Consumer confidence in the UK economy rose to a six-month high in May and consumers were more optimistic about their personal finances, indicating that the country is gaining momentum in its recovery path.
The UK Gfk index of consumer confidence rose to a seasonally adjusted minus 22 in May from minus 27 in the preceding month. Analysts expected an index reading of minus 26 for the month.
"There are now some real signs that consumers, while hardly confident, are moving out of the feeling of despondency that the country has been mired in for the last year or so," Nick Moon, Managing Director of Social Research at GfK, said in a statement.
"We may be climbing out of the pit of economic pessimism, but there's a long way to go until the public becomes neutral, let alone positive."
A GfK sub index measuring changes in personal finances during the last 12 months has increased by four points this month to minus 20. The forecast for personal finances over the next 12 months has increased two points in May to minus 5.
A measure for the general economic situation of the country during the last 12 months gained nine points to minus 44, while another index measuring the general economic situation over the next 12 months increased eight points to minus 18.

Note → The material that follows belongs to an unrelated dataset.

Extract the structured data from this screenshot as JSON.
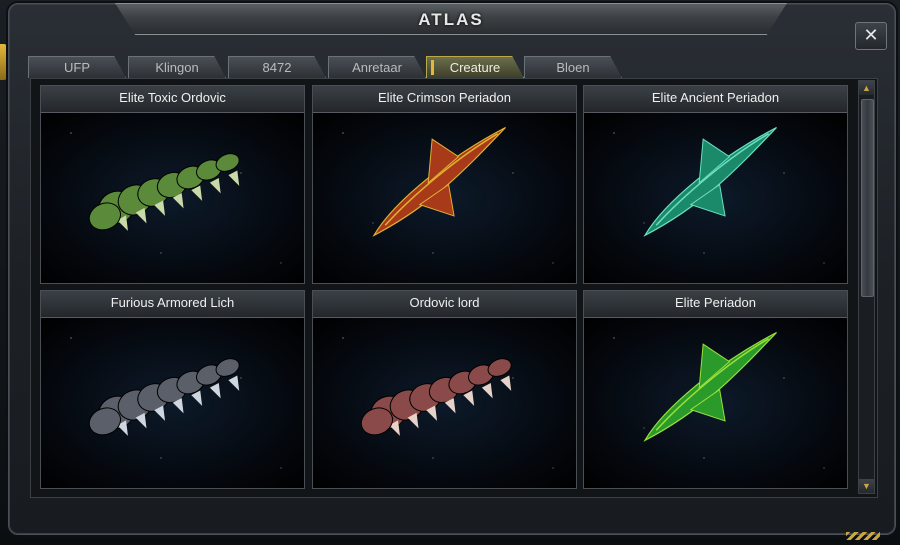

An index gauging climate for major purchases remained that same at minus 25, and the "now is a good time to save" index has increased two points to minus 21 in May.
The survey based on the responses of 2,001 individuals was carried out between 3 and 19 May.
In the past two weeks, data from retailers and manufacturers suggested that Britain's growth in the second quarter would be weaker than previously projected.
Following a contraction in the fourth quarter of 2012, the UK economy grew 0.3% in the first quarter beating economists' predictions.
The latest GfK survey offers further grounds for optimism, along with the purchasing managers' surveys at the start of May.
Separately, the British Chambers of Commerce lifted its forecast for economic growth on Friday for the first time since Britain entered a recession in 2008. The group now expects a growth of 0.9% in 2013 and 1.9% in 2014, 0.2 to 0.3 percentage points higher than the previous view.